First off, I want to say that my wife has experienced a lot of dark and sick forms of trauma growing up. In our relationship, when things set her off, she could act emotionally and, at times, physically violent. She would apologize for her behavior, but she never addressed the deep-seated pain underlying it, so the behavior would resurface just a few months later. This pattern occurred throughout our entire relationship, especially because I had no boundaries.

Two things happened recently that led me to a full realization that something had to change, teaching me one of the most powerful lessons of my life.

The first issue is that my wife misinterpreted what I said about finances and needing space from each other as a financial threat to cut her off. My website had been having issues for about a month, and I wasn’t getting any new clients. I told her I needed to reduce the budget I allocated to her as a stay-at-home mother. Shortly after, she was lashing out at me over something else while giving me the silent treatment. I couldn’t stand being in limbo, so I told her that I temporarily wanted space since she had responded well to the last time we had space, as it forced her to confront her feelings and pain.

When I said this, within ten minutes, she went behind my back and liquidated half of our family’s savings, which we had invested in a promising stock, and then transferred it into her name. Mind you, my wife did this during the most recent market crash, which caused us to lose a significant amount of money.

The second issue that occurred shortly after involved our family’s second vehicle. This vehicle was a van that my parents no longer used. The van broke down while my wife was driving it on the freeway. We took it to a mechanic she had found, who quoted us a very high repair price, making it seem pointless to fix.

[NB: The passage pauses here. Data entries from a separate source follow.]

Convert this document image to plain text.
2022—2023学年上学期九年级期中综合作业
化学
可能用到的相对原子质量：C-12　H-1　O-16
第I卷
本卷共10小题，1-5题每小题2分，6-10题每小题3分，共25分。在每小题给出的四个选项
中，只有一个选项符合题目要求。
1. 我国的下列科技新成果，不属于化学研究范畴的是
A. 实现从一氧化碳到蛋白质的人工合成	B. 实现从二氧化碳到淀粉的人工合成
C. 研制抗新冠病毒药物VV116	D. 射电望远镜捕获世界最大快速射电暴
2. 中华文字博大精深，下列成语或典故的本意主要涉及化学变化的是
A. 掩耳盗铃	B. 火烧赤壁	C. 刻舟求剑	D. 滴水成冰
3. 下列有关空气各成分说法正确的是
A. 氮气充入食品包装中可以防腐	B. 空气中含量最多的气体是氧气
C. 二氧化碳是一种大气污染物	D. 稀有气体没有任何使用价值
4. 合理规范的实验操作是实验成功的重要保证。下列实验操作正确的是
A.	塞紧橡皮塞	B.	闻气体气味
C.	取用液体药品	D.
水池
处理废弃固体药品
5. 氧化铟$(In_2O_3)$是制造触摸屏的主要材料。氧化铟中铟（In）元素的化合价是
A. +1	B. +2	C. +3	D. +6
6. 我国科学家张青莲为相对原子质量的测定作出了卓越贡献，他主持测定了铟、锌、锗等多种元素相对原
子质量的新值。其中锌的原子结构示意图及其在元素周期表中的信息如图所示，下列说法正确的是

Later, my father discovered that the vehicle could be repaired for a much lower cost, but by then it was too late for my wife. She had been planning and preparing for our family’s road trip before summer ended and wanted us to buy a used van. I told her not to buy it, explaining that our money was invested in stocks for the purpose of building wealth for our family. Despite my clear objections, she went ahead and bought a used van on her own by maxing out her credit card.

These two recent events in my marriage left me feeling sad, depressed, and utterly powerless, knowing that my wife could destroy our family’s finances in an instant, regardless of how I felt.

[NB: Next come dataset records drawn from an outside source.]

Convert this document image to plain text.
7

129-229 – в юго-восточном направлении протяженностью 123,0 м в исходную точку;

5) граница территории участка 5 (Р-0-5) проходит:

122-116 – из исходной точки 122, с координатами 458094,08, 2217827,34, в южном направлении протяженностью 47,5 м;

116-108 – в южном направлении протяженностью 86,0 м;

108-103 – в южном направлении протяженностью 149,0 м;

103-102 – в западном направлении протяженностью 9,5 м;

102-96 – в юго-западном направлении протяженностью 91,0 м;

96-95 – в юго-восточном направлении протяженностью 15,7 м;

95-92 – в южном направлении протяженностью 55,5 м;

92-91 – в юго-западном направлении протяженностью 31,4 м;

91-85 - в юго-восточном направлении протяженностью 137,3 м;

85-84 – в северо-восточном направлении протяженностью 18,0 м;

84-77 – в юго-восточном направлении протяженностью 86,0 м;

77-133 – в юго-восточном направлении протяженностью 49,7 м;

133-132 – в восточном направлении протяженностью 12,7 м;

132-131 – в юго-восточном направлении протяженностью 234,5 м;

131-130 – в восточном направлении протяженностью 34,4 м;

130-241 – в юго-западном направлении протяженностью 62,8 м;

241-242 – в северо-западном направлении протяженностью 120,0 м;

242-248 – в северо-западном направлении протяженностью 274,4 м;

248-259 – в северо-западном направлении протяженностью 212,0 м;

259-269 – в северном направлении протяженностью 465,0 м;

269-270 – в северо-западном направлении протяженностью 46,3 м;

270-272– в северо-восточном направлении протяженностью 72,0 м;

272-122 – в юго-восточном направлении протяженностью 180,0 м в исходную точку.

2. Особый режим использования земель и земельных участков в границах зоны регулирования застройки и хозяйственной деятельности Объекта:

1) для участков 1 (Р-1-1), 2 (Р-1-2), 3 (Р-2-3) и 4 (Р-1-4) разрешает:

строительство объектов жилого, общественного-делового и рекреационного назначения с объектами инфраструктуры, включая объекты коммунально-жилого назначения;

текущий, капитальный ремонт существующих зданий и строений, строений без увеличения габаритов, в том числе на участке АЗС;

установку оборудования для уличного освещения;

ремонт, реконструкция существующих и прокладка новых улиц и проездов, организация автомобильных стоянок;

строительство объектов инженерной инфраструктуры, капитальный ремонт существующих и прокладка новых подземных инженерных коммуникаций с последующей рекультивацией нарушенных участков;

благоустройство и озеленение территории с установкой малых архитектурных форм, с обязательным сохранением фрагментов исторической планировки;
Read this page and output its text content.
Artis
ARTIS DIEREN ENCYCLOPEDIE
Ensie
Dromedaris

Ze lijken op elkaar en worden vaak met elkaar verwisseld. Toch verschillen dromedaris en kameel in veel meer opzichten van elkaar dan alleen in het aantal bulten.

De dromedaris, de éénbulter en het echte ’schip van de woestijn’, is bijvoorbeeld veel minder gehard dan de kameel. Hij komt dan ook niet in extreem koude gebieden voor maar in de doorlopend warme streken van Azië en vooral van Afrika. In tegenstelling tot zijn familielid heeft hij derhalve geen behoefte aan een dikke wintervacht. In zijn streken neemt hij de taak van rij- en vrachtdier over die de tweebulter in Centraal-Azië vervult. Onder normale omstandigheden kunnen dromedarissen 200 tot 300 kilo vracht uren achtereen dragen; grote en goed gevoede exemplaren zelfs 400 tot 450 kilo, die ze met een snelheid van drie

It was then that I learned one of the most important life lessons I want to share with you: the loving power of boundaries. The interesting thing is that I discovered this lesson through a book called “Boundaries in Marriage,” in which I found while walking into my wife’s bathroom. The book was laid out on the counter, and I immediately said to her, “This is it! This is the issue with our marriage!” I asked if she had read it, and she said she had not. Other than seeing clients, I put all my business ventures aside and just focused on reading this book because I knew my life could never be well if all these untamed fires were happening in my marriage.  

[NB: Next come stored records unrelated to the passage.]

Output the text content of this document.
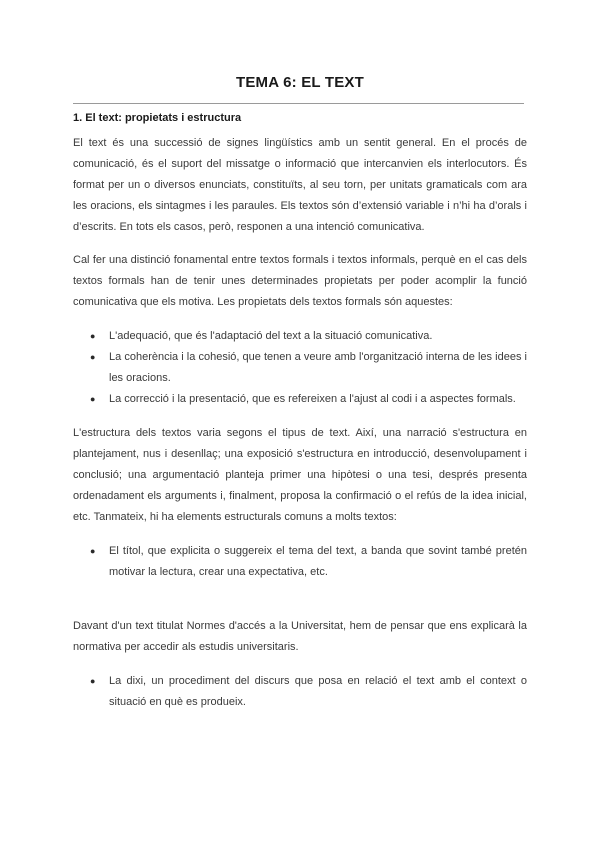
TEMA 6: EL TEXT
1. El text: propietats i estructura

El text és una successió de signes lingüístics amb un sentit general. En el procés de comunicació, és el suport del missatge o informació que intercanvien els interlocutors. És format per un o diversos enunciats, constituïts, al seu torn, per unitats gramaticals com ara les oracions, els sintagmes i les paraules. Els textos són d’extensió variable i n’hi ha d’orals i d’escrits. En tots els casos, però, responen a una intenció comunicativa.

Cal fer una distinció fonamental entre textos formals i textos informals, perquè en el cas dels textos formals han de tenir unes determinades propietats per poder acomplir la funció comunicativa que els motiva. Les propietats dels textos formals són aquestes:

● L'adequació, que és l'adaptació del text a la situació comunicativa.
● La coherència i la cohesió, que tenen a veure amb l'organització interna de les idees i les oracions.
● La correcció i la presentació, que es refereixen a l'ajust al codi i a aspectes formals.

L'estructura dels textos varia segons el tipus de text. Així, una narració s'estructura en plantejament, nus i desenllaç; una exposició s'estructura en introducció, desenvolupament i conclusió; una argumentació planteja primer una hipòtesi o una tesi, després presenta ordenadament els arguments i, finalment, proposa la confirmació o el refús de la idea inicial, etc. Tanmateix, hi ha elements estructurals comuns a molts textos:

● El títol, que explicita o suggereix el tema del text, a banda que sovint també pretén motivar la lectura, crear una expectativa, etc.

Davant d'un text titulat Normes d'accés a la Universitat, hem de pensar que ens explicarà la normativa per accedir als estudis universitaris.

● La dixi, un procediment del discurs que posa en relació el text amb el context o situació en què es produeix.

I read half the book in two days and decided to set a boundary by not going on the upcoming family road trip. My life loves traveling and lives for it so it was a difficult boundary to set.

Another interesting point to add is that I used to get very angry with my wife because she had such difficulty acknowledging me, and anger seemed like the only way to feel heard. However, once I set this boundary, I no longer felt angry.

Mind you, I did talk to my four-year-old son at length about why I was not going because I needed to set boundaries. We talked about what boundaries are, which I will explain in my next blog post. I told him I needed to set these boundaries for the betterment of our family and marriage. I told him these things because it’s very important to keep your children in the loop emotionally so they don’t subconsciously internalize the unhealthy aspects of the family and marriage.

Initially, my wife reacted to this boundary by lashing out with anger and being extremely mean-spirited. She threatened to prevent our children from no longer seeing my parents. I responded by saying, “I don’t care,” because I knew that upholding my boundaries and sense of self was paramount, and nothing mattered more than that.

My wife was deeply hurt and distraught over my decision not to go on the trip. I knew that if I gave in to her, she would be elated, and everything would seem “okay” on the surface again. However, giving in would only slap a temporary band-aid on our problems while enabling this neverending cycle of problems. Therefore, I chose not to go, as I wanted to honor myself, my family, and my marriage.

Giving in to her hurtful ways would not only enable but hurt her. I read in the book that boundaries are not just for protecting yourself but for protecting the person you are setting the boundary with.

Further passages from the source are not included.